Após voltar do exílio, Abdias segue na carreira política, tornando-se um dos primeiros deputados federais a dedicar seu mandato à luta contra o racismo. Exerce inúmeras atividades e elabora propostas avançadas, entre elas a criação de programas voltados para a população afrodescendente, como as ações afirmativas, que possibilitassem à comunidade se inserir na sociedade de forma digna, inclusive como protagonistas, assumindo cargos e lideranças. Objetivos que Abdias levou até o final de sua vida, defendendo sempre a importância do negro na construção da riqueza cultural e intelectual no Brasil. Nessa linha, fez questão de explicitar os valores culturais de matriz africana, tão marcantes em suas obras, tanto literárias quanto nas artes plásticas.

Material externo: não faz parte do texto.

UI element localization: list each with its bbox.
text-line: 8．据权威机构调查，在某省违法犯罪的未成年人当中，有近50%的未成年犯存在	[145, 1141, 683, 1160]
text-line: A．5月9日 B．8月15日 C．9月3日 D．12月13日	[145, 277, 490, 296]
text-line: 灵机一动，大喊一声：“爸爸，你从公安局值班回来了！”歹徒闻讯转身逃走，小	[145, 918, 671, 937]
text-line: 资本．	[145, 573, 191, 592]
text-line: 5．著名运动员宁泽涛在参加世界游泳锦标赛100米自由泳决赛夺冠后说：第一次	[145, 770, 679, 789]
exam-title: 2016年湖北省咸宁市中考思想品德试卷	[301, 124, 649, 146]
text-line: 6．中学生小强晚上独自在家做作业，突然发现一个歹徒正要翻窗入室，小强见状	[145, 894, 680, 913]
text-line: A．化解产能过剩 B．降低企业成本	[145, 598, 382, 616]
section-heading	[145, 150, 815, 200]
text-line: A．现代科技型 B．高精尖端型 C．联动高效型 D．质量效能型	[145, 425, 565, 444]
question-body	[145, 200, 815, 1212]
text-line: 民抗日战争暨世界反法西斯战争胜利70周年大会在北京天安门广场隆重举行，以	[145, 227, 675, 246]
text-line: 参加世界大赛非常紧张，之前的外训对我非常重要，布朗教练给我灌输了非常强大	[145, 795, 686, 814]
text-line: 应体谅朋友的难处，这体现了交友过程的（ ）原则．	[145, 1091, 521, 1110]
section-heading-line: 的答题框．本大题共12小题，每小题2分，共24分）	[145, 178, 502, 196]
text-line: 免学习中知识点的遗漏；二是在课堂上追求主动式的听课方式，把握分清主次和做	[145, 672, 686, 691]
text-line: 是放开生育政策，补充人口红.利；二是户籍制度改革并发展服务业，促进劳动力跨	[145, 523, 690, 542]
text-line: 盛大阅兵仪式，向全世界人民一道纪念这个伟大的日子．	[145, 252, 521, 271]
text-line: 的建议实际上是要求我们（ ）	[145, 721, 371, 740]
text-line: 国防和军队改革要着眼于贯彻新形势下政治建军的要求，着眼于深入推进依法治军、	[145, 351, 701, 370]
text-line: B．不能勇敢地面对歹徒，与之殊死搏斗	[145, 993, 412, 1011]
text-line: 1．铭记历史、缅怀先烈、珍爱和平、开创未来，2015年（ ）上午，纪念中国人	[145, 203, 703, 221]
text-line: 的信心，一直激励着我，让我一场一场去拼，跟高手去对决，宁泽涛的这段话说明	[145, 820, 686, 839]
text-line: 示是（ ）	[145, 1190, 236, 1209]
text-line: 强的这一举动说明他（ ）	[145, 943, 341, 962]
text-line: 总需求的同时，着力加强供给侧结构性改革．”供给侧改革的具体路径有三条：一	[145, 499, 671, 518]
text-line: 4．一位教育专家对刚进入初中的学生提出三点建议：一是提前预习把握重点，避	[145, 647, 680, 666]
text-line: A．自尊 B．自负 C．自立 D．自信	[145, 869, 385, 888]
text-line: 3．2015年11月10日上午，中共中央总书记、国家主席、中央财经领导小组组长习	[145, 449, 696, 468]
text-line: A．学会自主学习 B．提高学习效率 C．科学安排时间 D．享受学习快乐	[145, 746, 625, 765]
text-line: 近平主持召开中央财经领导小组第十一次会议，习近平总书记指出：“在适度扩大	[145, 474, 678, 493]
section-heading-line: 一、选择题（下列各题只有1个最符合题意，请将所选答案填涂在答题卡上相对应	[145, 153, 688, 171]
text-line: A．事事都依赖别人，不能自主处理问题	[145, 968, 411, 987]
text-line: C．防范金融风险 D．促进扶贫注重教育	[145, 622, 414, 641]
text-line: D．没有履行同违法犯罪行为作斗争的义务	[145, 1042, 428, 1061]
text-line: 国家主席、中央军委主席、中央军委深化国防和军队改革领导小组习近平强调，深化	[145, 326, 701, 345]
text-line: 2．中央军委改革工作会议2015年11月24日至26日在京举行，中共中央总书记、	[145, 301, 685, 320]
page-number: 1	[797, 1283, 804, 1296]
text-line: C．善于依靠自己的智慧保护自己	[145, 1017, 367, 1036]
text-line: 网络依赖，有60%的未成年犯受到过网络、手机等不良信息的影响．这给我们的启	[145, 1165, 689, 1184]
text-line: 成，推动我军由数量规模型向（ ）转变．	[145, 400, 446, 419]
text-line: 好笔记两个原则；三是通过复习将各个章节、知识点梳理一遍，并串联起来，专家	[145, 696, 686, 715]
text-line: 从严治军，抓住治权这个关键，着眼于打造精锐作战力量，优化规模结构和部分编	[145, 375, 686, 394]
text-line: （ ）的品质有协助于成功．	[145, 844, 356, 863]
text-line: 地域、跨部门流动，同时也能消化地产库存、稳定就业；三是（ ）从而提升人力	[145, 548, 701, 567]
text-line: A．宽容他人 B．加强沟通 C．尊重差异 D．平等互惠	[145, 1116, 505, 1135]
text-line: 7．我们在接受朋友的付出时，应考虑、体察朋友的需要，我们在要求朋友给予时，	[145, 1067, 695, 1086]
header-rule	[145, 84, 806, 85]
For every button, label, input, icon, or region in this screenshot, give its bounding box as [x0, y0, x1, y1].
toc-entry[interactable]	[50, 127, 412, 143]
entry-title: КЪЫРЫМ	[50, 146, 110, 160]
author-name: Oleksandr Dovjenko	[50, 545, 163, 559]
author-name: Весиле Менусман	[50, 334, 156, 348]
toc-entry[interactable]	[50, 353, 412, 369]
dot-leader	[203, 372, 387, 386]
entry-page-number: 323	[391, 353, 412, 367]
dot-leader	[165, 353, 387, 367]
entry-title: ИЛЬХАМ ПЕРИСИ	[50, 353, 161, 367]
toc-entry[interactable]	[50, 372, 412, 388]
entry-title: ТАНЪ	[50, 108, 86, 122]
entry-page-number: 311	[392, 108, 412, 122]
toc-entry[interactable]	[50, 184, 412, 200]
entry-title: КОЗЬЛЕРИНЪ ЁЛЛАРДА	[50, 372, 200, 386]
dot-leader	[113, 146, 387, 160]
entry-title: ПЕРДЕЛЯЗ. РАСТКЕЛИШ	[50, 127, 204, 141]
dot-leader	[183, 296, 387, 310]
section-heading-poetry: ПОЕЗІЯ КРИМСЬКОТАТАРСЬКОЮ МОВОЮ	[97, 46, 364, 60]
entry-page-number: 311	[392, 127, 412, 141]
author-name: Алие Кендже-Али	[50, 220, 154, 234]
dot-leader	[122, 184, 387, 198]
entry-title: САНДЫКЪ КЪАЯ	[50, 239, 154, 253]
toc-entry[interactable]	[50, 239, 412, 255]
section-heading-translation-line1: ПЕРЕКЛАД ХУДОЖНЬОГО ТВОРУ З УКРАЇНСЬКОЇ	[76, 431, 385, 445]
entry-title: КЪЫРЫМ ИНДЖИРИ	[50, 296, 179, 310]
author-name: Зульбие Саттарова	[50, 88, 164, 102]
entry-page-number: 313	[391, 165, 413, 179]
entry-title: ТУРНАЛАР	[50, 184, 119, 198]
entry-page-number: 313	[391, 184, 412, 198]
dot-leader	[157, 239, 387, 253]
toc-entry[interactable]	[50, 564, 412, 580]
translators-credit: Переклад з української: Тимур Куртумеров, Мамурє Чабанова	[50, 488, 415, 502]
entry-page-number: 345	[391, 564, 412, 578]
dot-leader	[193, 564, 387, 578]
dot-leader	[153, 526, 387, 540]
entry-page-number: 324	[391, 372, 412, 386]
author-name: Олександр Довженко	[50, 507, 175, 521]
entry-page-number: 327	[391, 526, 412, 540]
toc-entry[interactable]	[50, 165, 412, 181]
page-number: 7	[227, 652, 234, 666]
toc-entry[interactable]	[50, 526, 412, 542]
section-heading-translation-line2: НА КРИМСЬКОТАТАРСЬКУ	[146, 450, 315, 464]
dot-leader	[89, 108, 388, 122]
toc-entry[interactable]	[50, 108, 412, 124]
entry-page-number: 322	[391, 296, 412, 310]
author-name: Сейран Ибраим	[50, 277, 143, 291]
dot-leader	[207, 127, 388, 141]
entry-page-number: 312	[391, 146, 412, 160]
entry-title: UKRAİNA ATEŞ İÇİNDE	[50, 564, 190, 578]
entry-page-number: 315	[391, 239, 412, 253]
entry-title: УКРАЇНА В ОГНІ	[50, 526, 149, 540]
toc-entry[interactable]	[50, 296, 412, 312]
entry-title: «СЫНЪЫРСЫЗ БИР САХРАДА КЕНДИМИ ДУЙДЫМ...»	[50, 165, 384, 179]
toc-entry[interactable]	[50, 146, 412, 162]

Pois é este grande expoente da cultura afro-brasileira que Éle Semog presenteia ao leitor com uma história de quase 100 anos de determinação, do homem que se destacou entre os pensadores pan-africanistas do mundo e cujo trabalho político inaugurou um novo período de combate contra a discriminação e impulsionou a criação de políticas afirmativas para a construção de uma sociedade mais igualitária.
Referência
SEMOG, Éle, NASCIMENTO, Abdias. Abdias Nascimento: o griot e as muralhas. Rio de Janeiro: Pallas, 2006.
* Rafaela Pereira é graduada em Letras pela Universidade Federal de Minas Gerais.